“Ben bir şeyler yazarken yazdığım şeyi de acı acı mırıldanırım.”

A.F.Nujen: Olmayanım İçinizde, ötekilerden daha ziyade ötekilerin, ötelenmenin bir ifadesi gibi geliyor bana. Herkesin birbirini ötekileştirdiği, ötelediği bu yerde, seni ötekilerin de, ötelenmişlerin de dışında bırakan ne? Bu bir iteklenmek, dışlanmak tabii bir de. Hayatımızın ve edebiyatımızın bu durumuna bir eleştirin var mı?

D.G.Erdem: Bu, iç’i terk etmek, iç’leri boşaltmakla ilgili bir ünleme aslını istersen. Herkesin ötekisinin ötekisi dediğin şey, bir şeyin zıttının zıttı olmak üzerinden yine karşı konulana dönüşüyor. Yahut onu güçlendiriyor. O yüzden, kendimi herhangi bir grubun ya da toplamın dışında değerlendirmekten çok, kimsenin kimse ile arasında kesişen bir “içdeniz” kalmadığına işaret etmekti niyetim. Elbette her şey ve herkes olmaya, biçim almaya yönelik kendiliğinden bir itirazı da yanında getiriyor bu isimlendirme… Aslında iteklenmekten, dışlanmaktan ziyade, herkesin gittikçe herkese benzediği bir kozmosta, kaosu tercih etme cüretine denk geliyor, imlemeye çalıştığım.

A.F.Nujen: İlk kitabın Perdesiz her şeyin, bütün seslerin ve herkesin birbirine karışmasının kitabı mıdır? Bu perdeyi aralayan da, çekip bir hamlede kapatan da sensin elbette. Senin şiirinde sana bunu yapmayı salık veren toplumsal reflekslerle bir mücadelen var. Burada taşıdığın bilinç neyi açıklamanın peşinde?

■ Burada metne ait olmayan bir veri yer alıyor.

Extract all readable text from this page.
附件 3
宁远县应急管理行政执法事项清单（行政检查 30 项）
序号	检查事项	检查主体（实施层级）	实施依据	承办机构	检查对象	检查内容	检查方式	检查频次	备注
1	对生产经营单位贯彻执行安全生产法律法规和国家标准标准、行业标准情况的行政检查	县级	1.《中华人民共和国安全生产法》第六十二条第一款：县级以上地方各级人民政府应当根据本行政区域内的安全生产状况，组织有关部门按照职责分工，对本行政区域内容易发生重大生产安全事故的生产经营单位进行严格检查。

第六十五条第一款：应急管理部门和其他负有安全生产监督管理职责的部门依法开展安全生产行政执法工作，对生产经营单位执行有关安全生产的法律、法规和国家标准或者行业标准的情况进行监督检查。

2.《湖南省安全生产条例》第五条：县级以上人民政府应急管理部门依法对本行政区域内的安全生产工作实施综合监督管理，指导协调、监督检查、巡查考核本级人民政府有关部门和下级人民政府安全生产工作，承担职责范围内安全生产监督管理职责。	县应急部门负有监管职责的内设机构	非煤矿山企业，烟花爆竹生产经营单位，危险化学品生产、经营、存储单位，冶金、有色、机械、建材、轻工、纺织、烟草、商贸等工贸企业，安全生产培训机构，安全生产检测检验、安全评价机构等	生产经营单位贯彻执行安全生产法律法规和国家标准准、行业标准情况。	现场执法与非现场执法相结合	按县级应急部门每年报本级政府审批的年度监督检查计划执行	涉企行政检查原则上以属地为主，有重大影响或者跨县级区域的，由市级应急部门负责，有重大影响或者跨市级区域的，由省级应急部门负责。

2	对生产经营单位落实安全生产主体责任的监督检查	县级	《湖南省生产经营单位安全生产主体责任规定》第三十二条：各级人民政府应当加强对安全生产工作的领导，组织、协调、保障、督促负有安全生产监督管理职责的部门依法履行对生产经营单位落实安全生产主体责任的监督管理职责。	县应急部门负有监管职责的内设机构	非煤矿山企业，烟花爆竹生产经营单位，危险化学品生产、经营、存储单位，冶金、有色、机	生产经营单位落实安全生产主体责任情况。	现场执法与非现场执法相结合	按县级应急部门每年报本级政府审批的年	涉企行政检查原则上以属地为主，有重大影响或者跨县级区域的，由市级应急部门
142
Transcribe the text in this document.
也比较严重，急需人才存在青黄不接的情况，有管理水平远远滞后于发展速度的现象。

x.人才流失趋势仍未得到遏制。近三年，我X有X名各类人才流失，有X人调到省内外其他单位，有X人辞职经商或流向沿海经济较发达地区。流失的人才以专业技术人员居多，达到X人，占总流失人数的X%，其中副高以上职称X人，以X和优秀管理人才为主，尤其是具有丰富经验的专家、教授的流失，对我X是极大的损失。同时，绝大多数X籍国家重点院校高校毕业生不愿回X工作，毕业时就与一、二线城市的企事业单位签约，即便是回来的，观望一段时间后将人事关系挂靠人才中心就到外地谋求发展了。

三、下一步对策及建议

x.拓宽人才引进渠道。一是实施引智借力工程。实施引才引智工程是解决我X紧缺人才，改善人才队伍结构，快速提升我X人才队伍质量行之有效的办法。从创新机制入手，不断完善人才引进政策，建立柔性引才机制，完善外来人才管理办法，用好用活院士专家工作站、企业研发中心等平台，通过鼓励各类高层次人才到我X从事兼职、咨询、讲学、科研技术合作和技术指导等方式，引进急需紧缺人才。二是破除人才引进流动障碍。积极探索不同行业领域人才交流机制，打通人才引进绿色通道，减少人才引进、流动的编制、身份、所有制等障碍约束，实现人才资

D.G. Erdem: İlk çağrışımı evet, ama aslında Erkan Oğur’un imzasını taşıyan bir enstrümandan almıştır ismini o kitap: Perdesiz. Herhangi bir sazda perdenin kalkması, sizi özgürleştirir. Perde düzenine bağlı kalmak durumunda kalmazsınız. Parmağınızın milim kayması, başka bir sese gebedir. Dolayısı ile ilk kitap için böyle bir ismi seçme sebebim açılıp kapanan bir perdeden çok, zihnin, duygulanım alanının her yerinde perdeleri görmezden gelerek parmaklarımı dolaştırmak istememdi. Çıplaklık, şeffaflık vaadinden ziyade ayrıksı sesleri de birlikte işitmeyi teklif çabasıydı…

A.F.Nujen: Ben bir şeyler yazarken yazdığım şeyi de acı acı mırıldanırım. Ne de olsa kederden besleniyor bir yanımız. Sen de yazarken içinden mutlaka söylüyorsundur yazdığın anlarda bir türküyü-şarkıyı. Böylesi sevdiğin bir ezgi var mı? Yazarken ne dinlersin? Nasıl bir ezgidir seni senden çok söyleten?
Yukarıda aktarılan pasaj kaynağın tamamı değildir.